Le père Louis Reboul a prêté son nom à une école, à une coopérative d'habitation et à un jardin communautaire.

Le père oblat Louis Reboul: l’âme de Hull

Chaque semaine, Le Droit vous fait découvrir un personnage qui se cache derrière le nom d’une rue, d’un parc, d’une école ou d’un édifice, l’appellation d’une ville ou d’une institution d’ici, de façon à découvrir l’histoire de la région. Aujourd’hui : le père oblat Louis Reboul, décrit comme un homme droit, franc et loyal, reconnu comme étant «l’âme de Hull».

Dès son arrivée dans la région, dans les années 1850, il a aussi joué un rôle important comme missionnaire en chef sur les chantiers de bois de l’Outaouais qu’il visitait régulièrement, jusqu’à sa mort en 1877.

L’héritage du père Reboul est resté bien gravé dans l’histoire de notre région. L’école-campus du Cégep de l’Outaouais, une coopérative d’habitation, ainsi qu’un jardin communautaire, tous situés sur le boulevard Sacré-Cœur dans le secteur Hull, rappellent son nom.

Prêtre et missionnaire oblat de Marie-Immaculée, Louis-Étienne-Delille Reboul est fils d’une famille aisée et honorable. Il est né à Saint-Pons (Ardèche, France) le 4 décembre 1827, et est le fils de Louis-Antoine Reboul et d’Augustine-Marie Guillon, révèle l’historien Gaston Carrière dans le Dictionnaire biographique du Canada.

Entré au noviciat des pères oblats à Notre-Dame-de-l’Osier dans l’Isère (France), est ordonné prêtre le 27 juin 1852 par monseigneur Joseph Eugène de Mazenod, fondateur des missionnaires oblats. Après avoir travaillé quelques mois à Notre-Dame-de-la-Garde à Marseille, il est envoyé à Bytown (Ottawa) pour devenir l’auxiliaire de Mgr Joseph-Bruno Guigues.

Il consacre son ministère paroissial à South Gloucester (comté de Russell) de 1853 à 1855, ainsi qu’à Rivière-du-Désert (Maniwaki, comté de Gatineau) en 1855 et 1856. Pendant les étés 1854 et 1855, il va travailler dans les missions indiennes de Témiscamingue, d’Abitibi et de la baie James.

Le père Reboul entreprend sa première mission dans les chantiers pendant l’hiver de 1854, alors qu’il se rend jusqu’aux rivières Creuse (Deep River, en Ontario) et Noire (Black River). Il visite une soixantaine de camps où il offre du soutien à plus de 1500 travailleurs, surtout des jeunes, qui s’affairent à la coupe du bois. En 1858, il devient chef de la mission des chantiers de l’Outaouais, un travail qu’il poursuivra jusqu’à son décès.
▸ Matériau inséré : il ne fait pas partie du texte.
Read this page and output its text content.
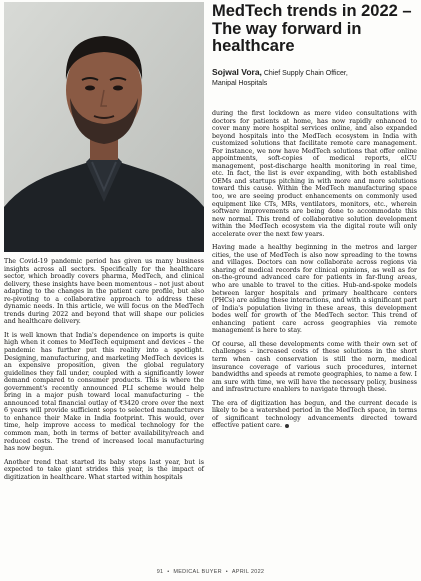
MedTech trends in 2022 – The way forward in healthcare
Sojwal Vora, Chief Supply Chain Officer,
Manipal Hospitals

The Covid-19 pandemic period has given us many business insights across all sectors. Specifically for the healthcare sector, which broadly covers pharma, MedTech, and clinical delivery, these insights have been momentous – not just about adapting to the changes in the patient care profile, but also re-pivoting to a collaborative approach to address these dynamic needs. In this article, we will focus on the MedTech trends during 2022 and beyond that will shape our policies and healthcare delivery.

It is well known that India's dependence on imports is quite high when it comes to MedTech equipment and devices – the pandemic has further put this reality into a spotlight. Designing, manufacturing, and marketing MedTech devices is an expensive proposition, given the global regulatory guidelines they fall under, coupled with a significantly lower demand compared to consumer products. This is where the government's recently announced PLI scheme would help bring in a major push toward local manufacturing – the announced total financial outlay of ₹3420 crore over the next 6 years will provide sufficient sops to selected manufacturers to enhance their Make in India footprint. This would, over time, help improve access to medical technology for the common man, both in terms of better availability/reach and reduced costs. The trend of increased local manufacturing has now begun.

Another trend that started its baby steps last year, but is expected to take giant strides this year, is the impact of digitization in healthcare. What started within hospitals

during the first lockdown as mere video consultations with doctors for patients at home, has now rapidly enhanced to cover many more hospital services online, and also expanded beyond hospitals into the MedTech ecosystem in India with customized solutions that facilitate remote care management. For instance, we now have MedTech solutions that offer online appointments, soft-copies of medical reports, eICU management, post-discharge health monitoring in real time, etc. In fact, the list is ever expanding, with both established OEMs and startups pitching in with more and more solutions toward this cause. Within the MedTech manufacturing space too, we are seeing product enhancements on commonly used equipment like CTs, MRs, ventilators, monitors, etc., wherein software improvements are being done to accommodate this new normal. This trend of collaborative solution development within the MedTech ecosystem via the digital route will only accelerate over the next few years.

Having made a healthy beginning in the metros and larger cities, the use of MedTech is also now spreading to the towns and villages. Doctors can now collaborate across regions via sharing of medical records for clinical opinions, as well as for on-the-ground advanced care for patients in far-flung areas, who are unable to travel to the cities. Hub-and-spoke models between larger hospitals and primary healthcare centers (PHCs) are aiding these interactions, and with a significant part of India's population living in these areas, this development bodes well for growth of the MedTech sector. This trend of enhancing patient care across geographies via remote management is here to stay.

Of course, all these developments come with their own set of challenges – increased costs of these solutions in the short term when cash conservation is still the norm, medical insurance coverage of various such procedures, internet bandwidths and speeds at remote geographies, to name a few. I am sure with time, we will have the necessary policy, business and infrastructure enablers to navigate through these.

The era of digitization has begun, and the current decade is likely to be a watershed period in the MedTech space, in terms of significant technology advancements directed toward effective patient care.

91 • MEDICAL BUYER • APRIL 2022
Lorsqu’il n’est pas en mission sur les chantiers, le père Reboul réside à Ottawa où il se dévoue au ministère paroissial et au soin spirituel des voyageurs dont il devient l’apôtre légendaire. Il dénonce les hôteliers peu scrupuleux, et travaille à la paix entre catholiques et protestants. En même temps, il dessert aussi la petite chapelle Notre-Dame-des-Voyageurs, établie à Hull, pour les hommes de chantier.

À partir de 1860, Hull se développe alors qu’une grande partie des hommes de chantier s’y installent avec leur famille. Les oblats érigent le village en mission et le père Reboul est chargé d’y desservir tous les catholiques.

L’historien Raymond Ouimet rappelle dans son livre Hull : Mémoire vive (Éditions Vents d’Ouest) qu’en 1866, le père Reboul « se met à la tête des citoyens pour réclamer l’ouverture de rues, la construction de chemins et de ponts ».

En 1868, il prône la séparation du village et du canton de Hull aux fins municipales. En organisant la paroisse Notre-Dame, il met en place une structure qui va faciliter la fondation de la cité de Hull en 1875. Puis il entreprend les démarches pour doter Hull d’une charte municipale.

On fait aussi souvent appel à ses services pour régler des questions épineuses.

En 1868, le père Reboul entreprend la construction d’une grande église, d’un presbytère et d’écoles, projets qu’il réalise sans s’endetter, grâce à sa facilité d’obtenir des dons avec des souscriptions, l’aide de Mgr Guigues et l’argent des paroissiens.

En même temps, le père Reboul continue à visiter les chantiers deux à trois mois tous les hivers. À partir de l’automne 1876, il souffre de plus en plus de violents maux de tête, ce qui ne l’empêche pas d’entreprendre le 8 janvier 1877 sa 24e campagne de mission dans les chantiers. Il tombe malade après avoir visité le 43e chantier et il est ramené en toute hâte à Mattawa (Ontario) où il meurt quelques jours plus tard, le 2 mars 1877.